Antonio Machado, Spain

‘Y ha de morir contigo el mundo mago

And is that magical world to die with you,
where memory goes guarding
life’s purest breaths
first love’s white shadow,
 
the voice that entered your heart, the hand
that you had wished to hold in dream,
and all things loved
that touched the soul, the depths of sky?
 
And is that world of yours to die with you,
the old life you renewed and set in order?
Have the anvils and crucibles of your spirit
laboured here only for dust and wind?

LII: Meditation

Now the moon goes climbing
over the orange grove.
And Venus is shining
like a glass dove.
 
Amber and beryl
beyond the far mountain,
and over the calm ocean
sky of porcelain, purple.
 
Now it’s night in the garden
– about its tasks goes water!
and only the scent of jasmine,
the nightingale of odours.
 
From ocean to ocean
How silent it seems, the war,
while Valencia blossoms
drinking the Guadalviar!
 
Valencia of slender towers
and soft nights, Valencia,
I’ll be there with you,
when you I no longer see–
where sand adds to the meadow,
where the violet sea recedes.

© Antonio Machado (heirs)
Translations: A.S. Kline

© Antonio Machado (heirs)
Translations: A.S. Kline

Antonio Machado is one of the most popular poets in Spain, born in Seville in 1875. His family moved to Madrid 8 years later. He studied in Madrid and subsequently moved to Soria, where he taught French.   His early poetry, including Soledades (1903) and Soledades, galerías y otros poemas (1907) were strongly influenced by the French modernist movement.  His marriage in 1909 resulted in his happiest and most fertile poetic period.
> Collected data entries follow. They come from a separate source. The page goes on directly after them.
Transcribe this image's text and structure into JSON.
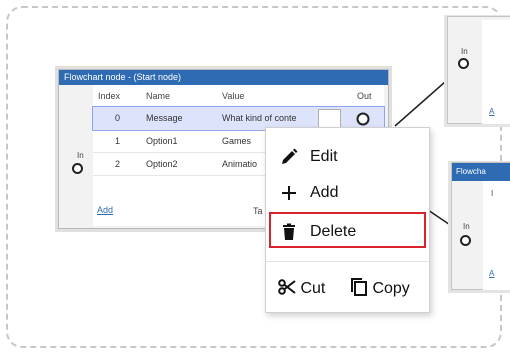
{
  "node": {
    "title": "Flowchart node - (Start node)",
    "columns": {
      "index": "Index",
      "name": "Name",
      "value": "Value",
      "out": "Out"
    },
    "rows": [
      {
        "index": "0",
        "name": "Message",
        "value": "What kind of conte"
      },
      {
        "index": "1",
        "name": "Option1",
        "value": "Games"
      },
      {
        "index": "2",
        "name": "Option2",
        "value": "Animatio"
      }
    ],
    "in_label": "In",
    "add_link": "Add",
    "truncated_text": "Ta"
  },
  "right_nodes": {
    "node1": {
      "in_label": "In",
      "link": "A"
    },
    "node2": {
      "title": "Flowcha",
      "col_fragment": "I",
      "in_label": "In",
      "link": "A"
    }
  },
  "context_menu": {
    "items": [
      {
        "label": "Edit",
        "icon": "pencil-icon"
      },
      {
        "label": "Add",
        "icon": "plus-icon"
      },
      {
        "label": "Delete",
        "icon": "trash-icon",
        "highlighted": true
      }
    ],
    "cut_label": "Cut",
    "copy_label": "Copy",
    "highlight_color": "#d8232a"
  },
  "colors": {
    "node_title_bg": "#2e6bb3",
    "selected_row_bg": "#dde3fb"
  }
}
Campos de Castilla appeared in 1912.  During that time, the dominant themes in his poetry were nature, Castile and the Romancero (ballads).
His wife died only five years into their marriage and Machado moved from their home in Soria to Baeza.  He became one of the many victims of the Spanish Civil War. He travelled to Valencia at the beginning of the war, supporting the Republic. In February 1939 he fled across the Pyrenees with his mother and a brother, but became ill during the trip and died shortly thereafter in Collioure.  Machado's Obras Completas (Complete Works) were published in 1947, recently by Espasa-Calpe, 2006.